I agree saleability is a big issue if the only co-operation is the 1% regulated air time. One interesting aspect of LoRaWAN is the ability for the Network Server to manage various communication parameters. I think to manage the physical limitations such as this LoRaWAN network servers will need to co-operate in the way they manage their respective devices.
It would be interesting to run some simulations regarding scaling with managed devices (not naïve and random as per this study). As gateway density increases more devices would have the opportunity to shift into higher speed modes and with optimised power modes supplying only sufficient power to reach the closest gateway regional collisions should reduce.
I think part of the attraction of LoRaWAN as an organisation is that is has a chance to specify how the cooperation between network severs could work to optimise the network. It’s a big task in a free bandwidth spectrum but there are measures that could be taken against uncooperative devices eg not forwarding traffic that is not optimised etc.

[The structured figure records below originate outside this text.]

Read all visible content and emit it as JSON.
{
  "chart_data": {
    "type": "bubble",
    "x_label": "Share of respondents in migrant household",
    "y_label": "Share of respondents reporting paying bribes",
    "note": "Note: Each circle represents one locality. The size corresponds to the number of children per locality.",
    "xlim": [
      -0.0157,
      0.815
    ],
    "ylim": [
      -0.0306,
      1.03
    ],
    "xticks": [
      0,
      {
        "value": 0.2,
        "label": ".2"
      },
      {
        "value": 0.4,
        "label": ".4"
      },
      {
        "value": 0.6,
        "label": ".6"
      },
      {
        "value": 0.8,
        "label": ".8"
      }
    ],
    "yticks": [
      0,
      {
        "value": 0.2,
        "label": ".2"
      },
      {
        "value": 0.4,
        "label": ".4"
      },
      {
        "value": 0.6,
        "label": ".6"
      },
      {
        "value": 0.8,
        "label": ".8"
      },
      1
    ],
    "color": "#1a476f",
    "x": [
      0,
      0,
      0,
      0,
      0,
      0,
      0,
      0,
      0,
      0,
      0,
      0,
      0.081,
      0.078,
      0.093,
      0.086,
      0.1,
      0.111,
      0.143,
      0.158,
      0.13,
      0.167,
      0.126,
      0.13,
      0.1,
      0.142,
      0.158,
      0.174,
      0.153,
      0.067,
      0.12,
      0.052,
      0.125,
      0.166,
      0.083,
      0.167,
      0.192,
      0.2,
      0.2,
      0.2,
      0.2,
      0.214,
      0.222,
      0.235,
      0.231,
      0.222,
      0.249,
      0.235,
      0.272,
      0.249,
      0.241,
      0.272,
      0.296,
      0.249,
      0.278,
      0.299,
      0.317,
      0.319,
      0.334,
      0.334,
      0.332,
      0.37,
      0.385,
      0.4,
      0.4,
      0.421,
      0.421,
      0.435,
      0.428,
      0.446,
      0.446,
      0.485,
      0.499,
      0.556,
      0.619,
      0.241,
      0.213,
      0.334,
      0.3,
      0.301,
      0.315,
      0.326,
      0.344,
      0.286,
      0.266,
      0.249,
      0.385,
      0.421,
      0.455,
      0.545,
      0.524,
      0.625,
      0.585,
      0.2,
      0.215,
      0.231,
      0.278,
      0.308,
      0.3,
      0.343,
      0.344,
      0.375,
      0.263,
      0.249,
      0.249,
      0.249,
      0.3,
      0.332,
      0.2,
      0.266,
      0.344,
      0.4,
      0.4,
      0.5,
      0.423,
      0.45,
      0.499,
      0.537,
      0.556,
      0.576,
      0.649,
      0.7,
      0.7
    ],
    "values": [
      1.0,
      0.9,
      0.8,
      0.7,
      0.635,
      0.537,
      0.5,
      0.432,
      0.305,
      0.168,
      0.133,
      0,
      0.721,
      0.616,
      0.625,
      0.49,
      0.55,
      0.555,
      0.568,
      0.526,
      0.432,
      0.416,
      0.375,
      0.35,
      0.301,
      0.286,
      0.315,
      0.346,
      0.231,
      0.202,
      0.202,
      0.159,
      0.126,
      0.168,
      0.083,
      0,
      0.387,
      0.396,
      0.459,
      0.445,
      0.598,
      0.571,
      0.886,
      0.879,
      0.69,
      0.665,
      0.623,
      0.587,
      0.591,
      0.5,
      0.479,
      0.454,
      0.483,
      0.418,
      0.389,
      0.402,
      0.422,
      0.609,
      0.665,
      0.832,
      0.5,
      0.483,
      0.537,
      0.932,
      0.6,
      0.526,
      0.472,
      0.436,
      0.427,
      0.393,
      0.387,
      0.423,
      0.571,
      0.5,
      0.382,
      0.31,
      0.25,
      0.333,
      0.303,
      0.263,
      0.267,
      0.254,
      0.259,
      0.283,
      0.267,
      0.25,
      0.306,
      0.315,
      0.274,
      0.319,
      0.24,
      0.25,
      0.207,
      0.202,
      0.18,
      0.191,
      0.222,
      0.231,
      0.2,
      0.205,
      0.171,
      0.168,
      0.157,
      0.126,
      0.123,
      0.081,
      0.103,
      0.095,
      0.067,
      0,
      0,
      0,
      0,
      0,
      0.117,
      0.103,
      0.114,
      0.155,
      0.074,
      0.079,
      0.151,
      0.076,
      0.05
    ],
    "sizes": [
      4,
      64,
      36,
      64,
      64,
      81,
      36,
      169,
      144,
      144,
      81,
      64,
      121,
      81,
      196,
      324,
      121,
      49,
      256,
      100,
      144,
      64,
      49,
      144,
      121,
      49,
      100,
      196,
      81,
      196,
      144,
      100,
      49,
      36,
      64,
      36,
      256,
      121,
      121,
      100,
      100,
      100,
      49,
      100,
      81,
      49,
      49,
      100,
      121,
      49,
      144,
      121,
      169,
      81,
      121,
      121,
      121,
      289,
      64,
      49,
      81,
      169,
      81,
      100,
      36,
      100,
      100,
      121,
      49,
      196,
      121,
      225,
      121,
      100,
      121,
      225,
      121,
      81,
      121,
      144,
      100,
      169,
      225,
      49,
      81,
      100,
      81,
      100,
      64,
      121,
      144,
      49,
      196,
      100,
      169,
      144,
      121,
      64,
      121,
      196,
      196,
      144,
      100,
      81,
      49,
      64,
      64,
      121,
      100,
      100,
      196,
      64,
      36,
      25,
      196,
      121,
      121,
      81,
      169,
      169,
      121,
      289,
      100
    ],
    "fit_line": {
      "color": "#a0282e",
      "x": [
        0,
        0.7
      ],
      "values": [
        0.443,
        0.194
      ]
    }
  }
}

Hopefully the LoRaWAN certification will mature to include such management recommendations. However it will remain difficult to live with ‘uncooperative’ LoRa devices. ie those who just use the PHY and don’t participate in a collaborative management. I suppose though in the end it’s in everyone’s best interest to participate in the management otherwise all connections become unreliable to the point of unusable. So perhaps mutual self interest will be enough to ensure the bandwidth is sufficiently well managed. Will certainly be interesting to see it evolve.